Primitive elvish
kay
root. lie, lie, [ᴹ√] lie down; [ᴱ√] rest, dwell
Derivatives
- Ad. khay- “to lie (down)”
- ✶kainu- “to lie down” ✧ PE22/136
- ᴺQ. cainu- “to lie down, *bend down; [with locative] to endure, suffer (from)”
- ✶kaita- “to lie, be on the ground” ✧ PE22/136
- Q. caita- “to lie (down)”
- Aq. caia- “[unglossed]”
- Q. cairë “[unglossed]” ✧ PE17/101
- Q. caita- “to lie (down)” ✧ PE17/072; PE22/156
- Q. caita- “to lay (transitive), to lay (transitive); [ᴱQ.] to place, lie down”

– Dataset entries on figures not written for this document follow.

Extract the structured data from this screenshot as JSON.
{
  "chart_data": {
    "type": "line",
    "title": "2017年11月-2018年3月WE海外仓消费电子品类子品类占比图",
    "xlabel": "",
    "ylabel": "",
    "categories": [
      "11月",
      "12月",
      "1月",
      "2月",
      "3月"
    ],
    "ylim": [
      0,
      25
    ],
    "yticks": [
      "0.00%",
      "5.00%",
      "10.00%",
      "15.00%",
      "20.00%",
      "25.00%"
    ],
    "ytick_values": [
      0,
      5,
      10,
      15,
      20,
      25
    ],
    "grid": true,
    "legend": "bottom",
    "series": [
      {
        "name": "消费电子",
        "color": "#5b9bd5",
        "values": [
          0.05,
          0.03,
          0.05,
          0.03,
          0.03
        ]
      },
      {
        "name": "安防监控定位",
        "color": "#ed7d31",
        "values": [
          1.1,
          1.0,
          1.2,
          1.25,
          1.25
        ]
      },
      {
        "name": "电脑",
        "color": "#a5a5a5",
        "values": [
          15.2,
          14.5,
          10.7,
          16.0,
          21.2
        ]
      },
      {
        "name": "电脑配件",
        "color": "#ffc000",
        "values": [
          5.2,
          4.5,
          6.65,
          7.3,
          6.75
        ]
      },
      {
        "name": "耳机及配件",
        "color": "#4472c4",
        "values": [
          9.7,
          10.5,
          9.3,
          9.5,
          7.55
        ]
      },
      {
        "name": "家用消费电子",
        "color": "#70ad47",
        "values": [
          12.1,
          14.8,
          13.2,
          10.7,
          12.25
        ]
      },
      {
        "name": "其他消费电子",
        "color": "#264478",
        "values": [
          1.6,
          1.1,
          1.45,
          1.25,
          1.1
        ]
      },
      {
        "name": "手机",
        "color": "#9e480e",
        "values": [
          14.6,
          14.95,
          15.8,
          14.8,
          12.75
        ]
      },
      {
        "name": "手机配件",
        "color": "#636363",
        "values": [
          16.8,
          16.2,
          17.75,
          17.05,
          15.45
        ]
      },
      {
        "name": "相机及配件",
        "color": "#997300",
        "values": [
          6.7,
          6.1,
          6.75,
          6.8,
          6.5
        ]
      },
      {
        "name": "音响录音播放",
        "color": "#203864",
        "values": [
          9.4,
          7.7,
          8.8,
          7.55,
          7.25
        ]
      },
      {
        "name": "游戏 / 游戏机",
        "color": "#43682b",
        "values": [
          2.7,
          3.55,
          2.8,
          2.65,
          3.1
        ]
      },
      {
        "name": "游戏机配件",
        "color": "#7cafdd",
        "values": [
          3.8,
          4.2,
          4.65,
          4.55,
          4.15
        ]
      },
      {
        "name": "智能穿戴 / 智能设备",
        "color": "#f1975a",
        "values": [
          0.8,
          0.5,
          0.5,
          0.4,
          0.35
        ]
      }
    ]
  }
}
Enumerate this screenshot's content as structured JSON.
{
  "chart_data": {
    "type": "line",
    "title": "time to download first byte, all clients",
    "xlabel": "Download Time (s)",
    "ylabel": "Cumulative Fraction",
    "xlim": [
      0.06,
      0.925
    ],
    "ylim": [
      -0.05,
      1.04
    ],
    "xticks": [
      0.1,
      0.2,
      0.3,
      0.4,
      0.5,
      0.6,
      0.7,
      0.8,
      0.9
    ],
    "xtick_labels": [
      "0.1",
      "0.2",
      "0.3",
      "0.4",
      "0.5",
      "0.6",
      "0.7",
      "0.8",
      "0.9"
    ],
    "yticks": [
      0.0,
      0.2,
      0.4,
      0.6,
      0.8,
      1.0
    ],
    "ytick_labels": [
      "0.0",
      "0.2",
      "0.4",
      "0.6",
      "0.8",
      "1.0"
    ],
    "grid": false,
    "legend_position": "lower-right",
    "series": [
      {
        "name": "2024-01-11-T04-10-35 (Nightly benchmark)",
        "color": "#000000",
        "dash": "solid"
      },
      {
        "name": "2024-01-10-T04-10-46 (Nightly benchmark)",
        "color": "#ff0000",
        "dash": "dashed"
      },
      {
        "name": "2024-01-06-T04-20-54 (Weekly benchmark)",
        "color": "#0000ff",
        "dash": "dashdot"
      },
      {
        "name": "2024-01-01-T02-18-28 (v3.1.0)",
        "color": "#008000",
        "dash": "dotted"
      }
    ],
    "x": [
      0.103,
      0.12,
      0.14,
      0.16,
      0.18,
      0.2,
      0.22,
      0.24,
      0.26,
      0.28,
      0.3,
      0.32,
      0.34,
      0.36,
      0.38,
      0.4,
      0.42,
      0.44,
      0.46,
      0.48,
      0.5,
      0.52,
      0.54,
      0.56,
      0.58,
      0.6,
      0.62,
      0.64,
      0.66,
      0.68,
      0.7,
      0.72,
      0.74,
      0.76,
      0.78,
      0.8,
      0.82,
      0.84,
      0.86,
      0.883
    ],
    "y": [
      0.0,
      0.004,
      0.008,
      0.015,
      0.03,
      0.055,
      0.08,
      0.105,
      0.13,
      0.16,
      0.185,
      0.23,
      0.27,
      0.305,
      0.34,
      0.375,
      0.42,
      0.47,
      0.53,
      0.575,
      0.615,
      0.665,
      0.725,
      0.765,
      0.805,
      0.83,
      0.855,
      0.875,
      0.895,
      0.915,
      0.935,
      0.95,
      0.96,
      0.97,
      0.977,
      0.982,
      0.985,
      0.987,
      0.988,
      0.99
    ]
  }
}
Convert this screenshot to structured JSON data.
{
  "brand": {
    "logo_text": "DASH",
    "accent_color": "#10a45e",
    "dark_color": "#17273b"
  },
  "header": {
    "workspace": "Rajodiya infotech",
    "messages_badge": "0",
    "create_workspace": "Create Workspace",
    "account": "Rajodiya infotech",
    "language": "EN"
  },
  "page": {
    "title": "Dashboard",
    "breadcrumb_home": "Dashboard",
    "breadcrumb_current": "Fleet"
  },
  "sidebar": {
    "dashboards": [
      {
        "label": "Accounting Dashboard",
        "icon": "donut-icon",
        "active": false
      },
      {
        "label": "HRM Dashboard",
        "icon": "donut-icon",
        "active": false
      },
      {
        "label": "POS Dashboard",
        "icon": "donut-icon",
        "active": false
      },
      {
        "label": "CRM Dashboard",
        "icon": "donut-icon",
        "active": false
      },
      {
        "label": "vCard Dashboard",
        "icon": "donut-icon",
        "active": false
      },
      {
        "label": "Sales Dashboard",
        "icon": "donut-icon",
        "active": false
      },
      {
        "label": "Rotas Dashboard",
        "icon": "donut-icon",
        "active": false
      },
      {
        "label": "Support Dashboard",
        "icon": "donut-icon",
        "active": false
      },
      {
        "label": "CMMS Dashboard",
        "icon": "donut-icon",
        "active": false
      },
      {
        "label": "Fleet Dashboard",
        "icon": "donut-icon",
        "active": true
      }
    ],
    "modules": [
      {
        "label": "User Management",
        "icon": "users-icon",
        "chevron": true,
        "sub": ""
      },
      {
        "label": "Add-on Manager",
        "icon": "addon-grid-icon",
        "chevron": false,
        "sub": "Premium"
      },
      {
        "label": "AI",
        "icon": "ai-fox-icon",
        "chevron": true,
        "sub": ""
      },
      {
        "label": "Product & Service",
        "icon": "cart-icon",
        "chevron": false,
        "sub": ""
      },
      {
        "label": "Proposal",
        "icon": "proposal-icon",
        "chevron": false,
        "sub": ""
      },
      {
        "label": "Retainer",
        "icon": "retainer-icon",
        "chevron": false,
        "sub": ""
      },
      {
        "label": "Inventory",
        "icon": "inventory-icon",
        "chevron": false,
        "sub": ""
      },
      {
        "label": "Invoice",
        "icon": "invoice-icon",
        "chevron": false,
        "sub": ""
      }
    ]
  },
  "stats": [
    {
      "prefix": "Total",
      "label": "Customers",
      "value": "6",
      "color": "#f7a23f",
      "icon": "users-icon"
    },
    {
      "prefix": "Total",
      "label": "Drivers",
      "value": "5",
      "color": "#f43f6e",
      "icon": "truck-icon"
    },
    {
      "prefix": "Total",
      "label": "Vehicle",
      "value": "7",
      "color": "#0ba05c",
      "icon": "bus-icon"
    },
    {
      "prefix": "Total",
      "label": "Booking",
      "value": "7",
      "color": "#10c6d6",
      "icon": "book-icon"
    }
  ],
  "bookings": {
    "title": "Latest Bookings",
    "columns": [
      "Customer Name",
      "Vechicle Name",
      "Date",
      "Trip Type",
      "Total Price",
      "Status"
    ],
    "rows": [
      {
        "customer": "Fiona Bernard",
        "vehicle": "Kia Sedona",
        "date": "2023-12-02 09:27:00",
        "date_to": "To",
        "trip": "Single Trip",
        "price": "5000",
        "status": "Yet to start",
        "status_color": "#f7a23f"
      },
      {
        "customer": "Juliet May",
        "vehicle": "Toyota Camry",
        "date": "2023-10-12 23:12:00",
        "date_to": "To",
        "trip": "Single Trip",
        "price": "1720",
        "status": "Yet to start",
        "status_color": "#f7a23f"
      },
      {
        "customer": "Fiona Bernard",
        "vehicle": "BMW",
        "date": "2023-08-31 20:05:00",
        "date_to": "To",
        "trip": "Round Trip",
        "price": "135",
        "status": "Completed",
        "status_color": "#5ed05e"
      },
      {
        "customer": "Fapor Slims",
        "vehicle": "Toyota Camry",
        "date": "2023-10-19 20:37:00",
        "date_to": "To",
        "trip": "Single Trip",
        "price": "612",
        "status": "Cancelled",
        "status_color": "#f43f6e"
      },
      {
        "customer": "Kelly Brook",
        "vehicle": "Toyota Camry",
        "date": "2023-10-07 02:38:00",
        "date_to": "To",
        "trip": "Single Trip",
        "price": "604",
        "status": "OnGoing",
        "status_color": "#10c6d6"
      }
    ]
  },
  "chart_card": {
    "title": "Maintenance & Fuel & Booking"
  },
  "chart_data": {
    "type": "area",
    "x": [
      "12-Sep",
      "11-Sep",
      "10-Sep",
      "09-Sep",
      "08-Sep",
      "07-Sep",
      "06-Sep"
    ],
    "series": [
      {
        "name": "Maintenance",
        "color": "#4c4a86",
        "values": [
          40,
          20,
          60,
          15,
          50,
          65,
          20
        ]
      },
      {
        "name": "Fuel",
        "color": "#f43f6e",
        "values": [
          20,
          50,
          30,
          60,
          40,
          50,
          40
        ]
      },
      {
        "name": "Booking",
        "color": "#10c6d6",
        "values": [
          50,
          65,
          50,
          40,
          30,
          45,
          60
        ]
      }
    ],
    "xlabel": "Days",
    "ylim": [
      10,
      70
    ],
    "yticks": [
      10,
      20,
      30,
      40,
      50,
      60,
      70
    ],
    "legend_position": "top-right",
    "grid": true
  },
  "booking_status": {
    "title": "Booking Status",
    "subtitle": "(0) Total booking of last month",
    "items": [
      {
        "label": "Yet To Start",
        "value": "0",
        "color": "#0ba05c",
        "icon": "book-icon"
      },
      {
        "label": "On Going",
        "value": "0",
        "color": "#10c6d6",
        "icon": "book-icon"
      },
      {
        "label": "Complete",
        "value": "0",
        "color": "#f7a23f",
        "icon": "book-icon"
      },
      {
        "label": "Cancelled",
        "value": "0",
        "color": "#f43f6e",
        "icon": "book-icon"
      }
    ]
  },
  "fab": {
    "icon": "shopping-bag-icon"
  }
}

- Q. cëa “*hedge” ✧ PE17/101
- ᴺS. caeda- “to lie; to lay (down)”
- S. caer “*flat isle on a river, [N.] flat isle on a river” ✧ PE17/101
- S. cai “hedge” ✧ PE17/101
Element in
- ᴺS. osgaef “surroundings, environs, milieu”
Variations
- KAYA ✧ PE17/101
- KAJ ✧ PE22/136
kait-a
verb. lie, be on the ground
Tolkien used this root for “lie (down)” for most of his life. It appeared as ᴱ√KAYA “lie, rest; dwell” in the Qenya Lexicon of the 1910s (QL/46), but in that document there was another root ᴱ√KAMA “lie down”, with the derivative ᴱQ. kama- “to lie down” (QL/44). There is no sign of ᴱ√KAMA¹ being used this way after the 1910s, and in the 1920s Early Qenya Grammar, the verb for “lie down” was kaita- (PE14/58), which in the Qenya Lexicon of the 1910s had the transitive sense “to place” (QL/44).
The root ᴹ√KAY “lie down” reappeared in The Etymologies of the 1930s (Ety/KAY), and it appeared again in the Quenya Verbal System of the 1940s as the basis for the verb ᴹQ. kaita- “to lie (down)” (PE22/126). The root and associated Quenya verb continued to appear in Tolkien’s later writings all the way up through the late 1960s, always with the sense “lie” (PE17/72; PE22/156).